L’autre aspect qui va considérablement compliquer le travail de dépollution est l’existence d’un véritable « mille-feuilles explosif » dans les zones urbaines touchées par le conflit. Lors d’une étude que nous avons menée en avril 2015 à Kobané, nous avons observé une présence moyenne de 10 munitions par mètre carré dans le centre-ville. On fait face à une première couche de bombes à désamorcer, une couche de gravats sous laquelle se trouve une couche potentielle d’engins explosifs. Cela constitue des risques énormes pour la sécurité des démineurs et allongera donc considérablement les opérations de dépollution. Au printemps 2015, les équipes de Handicap International ont quand même retiré et détruit plus de dix tonnes d’engins non explosés des décombres. Preuve que ce travail permet de soustraire les habitants des régions affectées de la menace des restes de guerre.
« Une mobilisation sans précédent de la communauté internationale sera indispensable pour dépolluer la Syrie. Il faudra sans doute plus de 30 ans pour parvenir à éliminer les risques sur le territoire syrien. Ce travail de dépollution est essentiel pour permettre aux populations de reprendre possession de leurs villes, de leurs logements, de leurs champs... »
Les Syriens peuvent-ils se réinstaller chez eux dans ces conditions ?
Emmanuel Sauvage : Dès qu’il y a une accalmie du conflit, des familles déplacées essaient de rentrer chez elles. Les personnes qui se réinstallent sont souvent amenées à faire de la dépollution de survie, à enlever des restes explosifs de guerre dans leurs logements, à proximité, voire dans les champs, car elles doivent cultiver la terre pour assurer leur subsistance. Cette pratique est très dangereuse car ces personnes n’ont généralement pas été informées des risques posés par les restes explosifs de guerre et les engins explosifs improvisés.
Les équipes locales de dépollution des terres ne sont pas suffisamment nombreuses, formées, suivies et coordonnées pour garantir efficacement la sécurité des personnes qui se réinstallent. Le retour et la réinstallation des Syriens est donc d’abord conditionné à un règlement rapide du conflit. C’est un impératif pour garantir un accès sûr aux acteurs humanitaires, pour faciliter les opérations de dépollution ou plus simplement pour reconstruire les villes… Et plus le conflit s’enlise, moins leur reconstruction paraît réaliste. On ne pourra pas reconstruire sur des champs de ruines truffés de restes explosifs.
Quel est le moral des Syriens après plus de cinq années de conflit ?

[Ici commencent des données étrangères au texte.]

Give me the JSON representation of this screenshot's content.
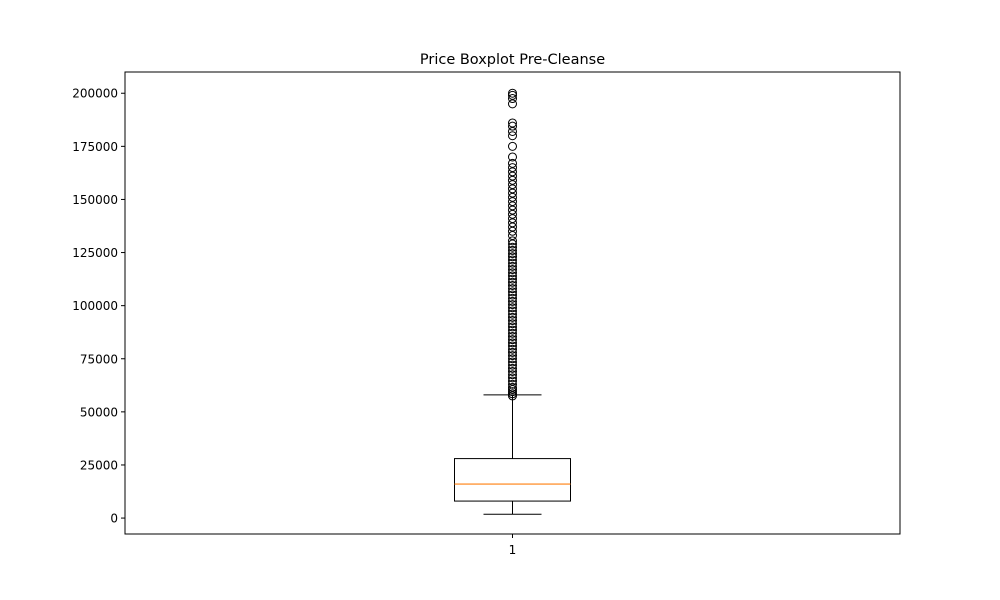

Emmanuel Sauvage : On assiste à une dégradation dramatique des conditions de vie des réfugiés dans les pays limitrophes. Les civils restés en Syrie n’ont plus un accès régulier à des services essentiels comme la santé et l’éducation, faute de moyens et d’accès pour les acteurs humanitaires.
En plus des conséquences économiques et sociales de la guerre, il y aura des traumatismes à très long terme. Il faudra nécessairement les prendre en charge afin d’éviter que toute une génération de Syriens ne soit sacrifiée.